/FastSpeech_X3_PI

Primary LanguagePythonApache License 2.0Apache-2.0

FastSpeech for X3PI

Requirements

python3 -m pip install torch torchaudio tgt tensorboard matplotlib tqdm librosa

Training

Dataset Preparation

Download and extract BZNSYP. Run preprocess.py and generate json file for training, validation and test dataset.

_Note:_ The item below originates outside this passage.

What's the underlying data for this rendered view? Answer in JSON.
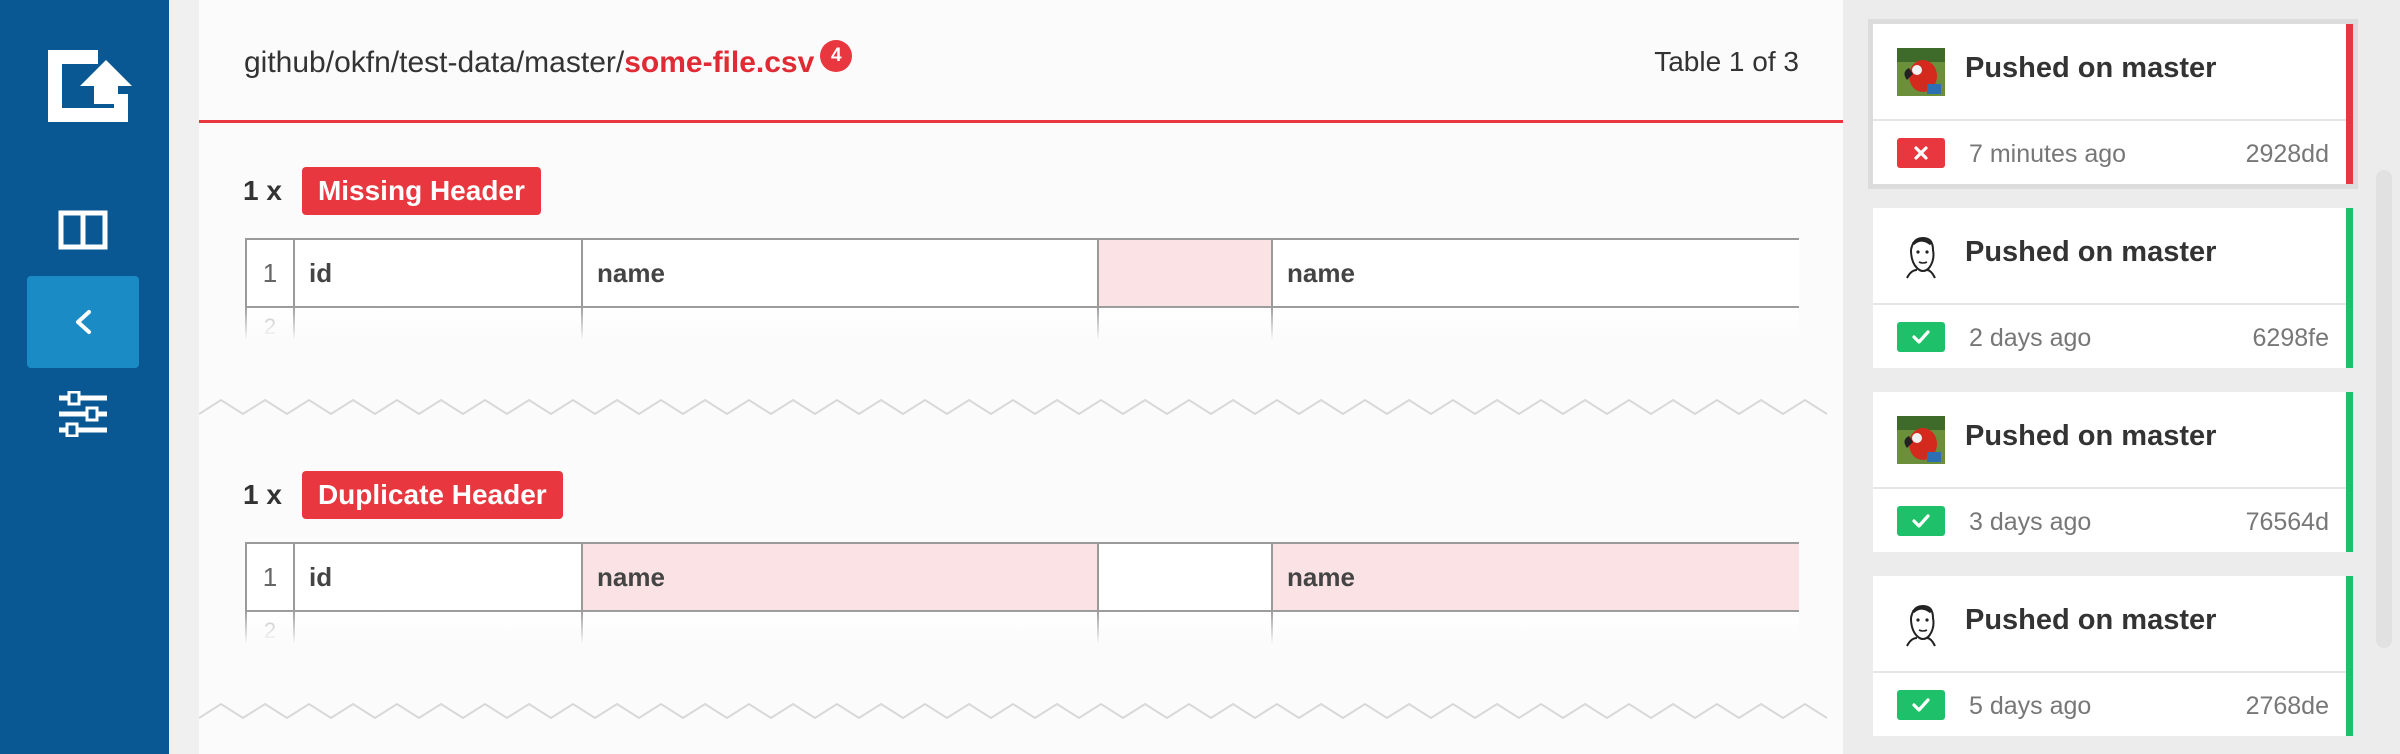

python3 preprocess.py -d PATH_TO_DATASET -o dataset.json

Train Model

Run train_slim_transformer_onnx.py

python3 train_slim_transformer_onnx.py -c config.yaml

Training log and checkpoint will be saved in log/bznsyp and log/bznsyp/ckpt, respectively. To modify training and model configuration, edit config.yaml. Note that enc_max_length and dec_max_length in config.yaml determine the maximum input phoneme sequence length and maximum mel-spectrogram length, respectively.

Export Model

Set checkpoint in config.yaml to the path of checkpoint you want to export, e.g. log/bznsyp/ckpt/slimtransformer_1000.pt. Run slim_transformer_onnx_export.py

python3 slim_transformer_onnx_export.py -e log/export -c config.yaml

Then, ONNX model will be saved in log/export/slim_transformer.onnx by default. Also, dataset for calibration will be saved in log/export/calibration.

Convert Model

First, follow Horizon_ai_toolchain_user_guide to setup environment for deploying model on X3PI.

Then, run

hb_mapper checker --model-type onnx --march bernoulli2 --model log/export/slim_transformer.onnx --input-shape x 1x1x128x1 --input-shape x_length 1x1x1x1

to check exported model. Note that input shape for x should be the same as enc_max_length in config.yaml.

After the model has passed check, run

cd board
hb_mapper makertbin --config slim_transformer_onnx.yaml --model-type onnx

to convert model into an executable model for X3PI. Converted model will be saved in log/export/converted.

Inference

Copy board/slim_transformer_onnx_board.py, log/export/converted/slim_transformer.bin and dataset.json.phnset into X3PI. Run

python3 slim_transformer_onnx_board.py --model_path PATH_TO_slim_transformer.bin --str 'PINGYIN SEQUENCE FOR SYNTHESIZING' --dict dataset.json.phnset

to perform inference on X3PI. An example command is

python3 slim_transformer_onnx_board.py --model_path slim_transformer.bin --str 'ka3 er3 pu3 pei2 wai4 sun1 wan2 hua2 ti1' --dict dataset.json.phnset

and it will synthesizing corresponding mel-spectrogram of 'ka3 er3 pu3 pei2 wai4 sun1 wan2 hua2 ti1'. Generated mel-spectrogram will be saved as a PNG with timestamp as its file name.